高齢者対応の医薬品説明書テスト方案のパブコメ募集
2023. 7. 7
高齢者対応の医薬品説明書テスト方案のパブコメ募集

高齢化対応改革の一環として、国家医薬品監督管理局(NMPA)は医薬品に添付される説明書(添付文書)をわかり易く統一するためのパブリックコメントを募集している。今回、NMPAが発表したのは「医薬品説明書の高齢化適応改革試行方案(意見募集稿)」(以下「方案」という)及び「医薬品説明書(簡略版)作成ガイドライン(意見募集稿)」「電子版医薬品説明書(完全版)様式要求(意見募集稿)」で、書式、字体、文字の大きさなどを具体的に定めたガイドラインに則った運用テストを上海等の一部地域で実施し、これにより、医薬品に添付される文書の管理を最適化し、「はっきり見えない」などの問題を解決し、様々な患者が使用しやすくすることを目指している。方案は、6月29日に発表され、7月28日までパブリックコメントを募集している。
「方案」による今回の改革試行の範囲と主な表記要求には次の数点が含まれる。
- パイロットテストの実施地域:上海、江蘇、浙江、山東、湖南、広東省(市)。
- パイロットテストの対象医薬品:高齢患者が常用する一部の経口、外用医薬品製剤。
- パイロットテスト実施企業:主に省級医薬品監督管理部門によって組織し、医薬品上市許可保有者(MAH)による自発的な申請を原則とする。海外のMAHの場合は、国家医薬品審査センター(CDE)に届出を申請して実施する。

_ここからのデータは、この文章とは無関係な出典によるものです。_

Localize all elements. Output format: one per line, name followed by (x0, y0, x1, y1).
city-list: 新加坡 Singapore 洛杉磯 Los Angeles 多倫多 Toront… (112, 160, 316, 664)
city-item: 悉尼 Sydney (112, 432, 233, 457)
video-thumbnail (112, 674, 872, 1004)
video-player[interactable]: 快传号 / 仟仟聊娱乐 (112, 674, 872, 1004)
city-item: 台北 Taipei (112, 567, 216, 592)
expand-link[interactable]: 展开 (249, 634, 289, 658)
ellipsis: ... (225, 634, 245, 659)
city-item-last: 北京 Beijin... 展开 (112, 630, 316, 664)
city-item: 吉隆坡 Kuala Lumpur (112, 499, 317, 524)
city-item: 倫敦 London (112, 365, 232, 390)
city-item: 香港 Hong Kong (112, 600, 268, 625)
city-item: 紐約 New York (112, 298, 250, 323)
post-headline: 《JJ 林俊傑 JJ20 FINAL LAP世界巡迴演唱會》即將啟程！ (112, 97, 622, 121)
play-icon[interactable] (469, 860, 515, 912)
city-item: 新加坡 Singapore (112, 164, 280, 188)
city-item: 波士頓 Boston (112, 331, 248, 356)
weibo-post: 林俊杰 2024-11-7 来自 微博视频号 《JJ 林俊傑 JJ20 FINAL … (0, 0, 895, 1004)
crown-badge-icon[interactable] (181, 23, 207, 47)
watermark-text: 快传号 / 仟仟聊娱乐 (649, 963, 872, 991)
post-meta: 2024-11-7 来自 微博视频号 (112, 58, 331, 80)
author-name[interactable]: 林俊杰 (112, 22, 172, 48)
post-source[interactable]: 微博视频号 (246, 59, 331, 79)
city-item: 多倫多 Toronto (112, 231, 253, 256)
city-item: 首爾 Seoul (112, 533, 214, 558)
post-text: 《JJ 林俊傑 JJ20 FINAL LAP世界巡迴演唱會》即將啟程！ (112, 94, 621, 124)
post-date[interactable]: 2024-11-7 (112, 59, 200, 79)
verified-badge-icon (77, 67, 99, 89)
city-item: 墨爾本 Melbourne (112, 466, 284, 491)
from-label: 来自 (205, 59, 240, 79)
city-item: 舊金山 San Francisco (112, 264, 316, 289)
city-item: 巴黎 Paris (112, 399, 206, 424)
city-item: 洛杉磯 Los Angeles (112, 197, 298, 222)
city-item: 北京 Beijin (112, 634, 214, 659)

- 医薬品の説明書(簡略版)は、明晰かつ識別しやすく、高齢患者が医薬品を使用するうえで便利であること。電子版の医薬品説明書(完全版)の内容は正確で、監督管理部門が承認した最新版の医薬品説明書の内容と一致していなければならない。簡略版の一般様式、および電子版の作成要求については、それぞれ2つのガイドラインを参照できる。
特筆したい点は、中国政府が同日発表した「中華人民共和国バリアフリー環境建設法」が今年9月1日から施行されることだ。同法第37条では、「国務院の関係部門は医薬品のラベル、説明書の管理規範を整備し、医薬品生産経営者に対して、音声、大文字、点字、電子版などのバリアフリー様式のラベル、添付文書を提供するように要求すべきである」と定めている。NMPAとしてもこの条項の呼びかけに応じて、直ちに医薬品の説明書を改革する3つの意見募集稿を発表したことになる。
今回の改革試行は説明書の高齢化対応(簡略版と電子版)に限られているが、「方案」では更に、MAHが医薬品説明書の音声放送、点字サービスを提供し、障害者など特殊な人々が安全に医薬品を使用できるための需要を満たすことを奨励している。今回の試行方案の実施に伴い、高齢化適応とバリアフリー化への要求はすべての医薬品の説明文書等に普及されるはずである。各MAHは、医薬品の説明文書等の改革について引き続き注視し、相応の準備をしておくべきだろう。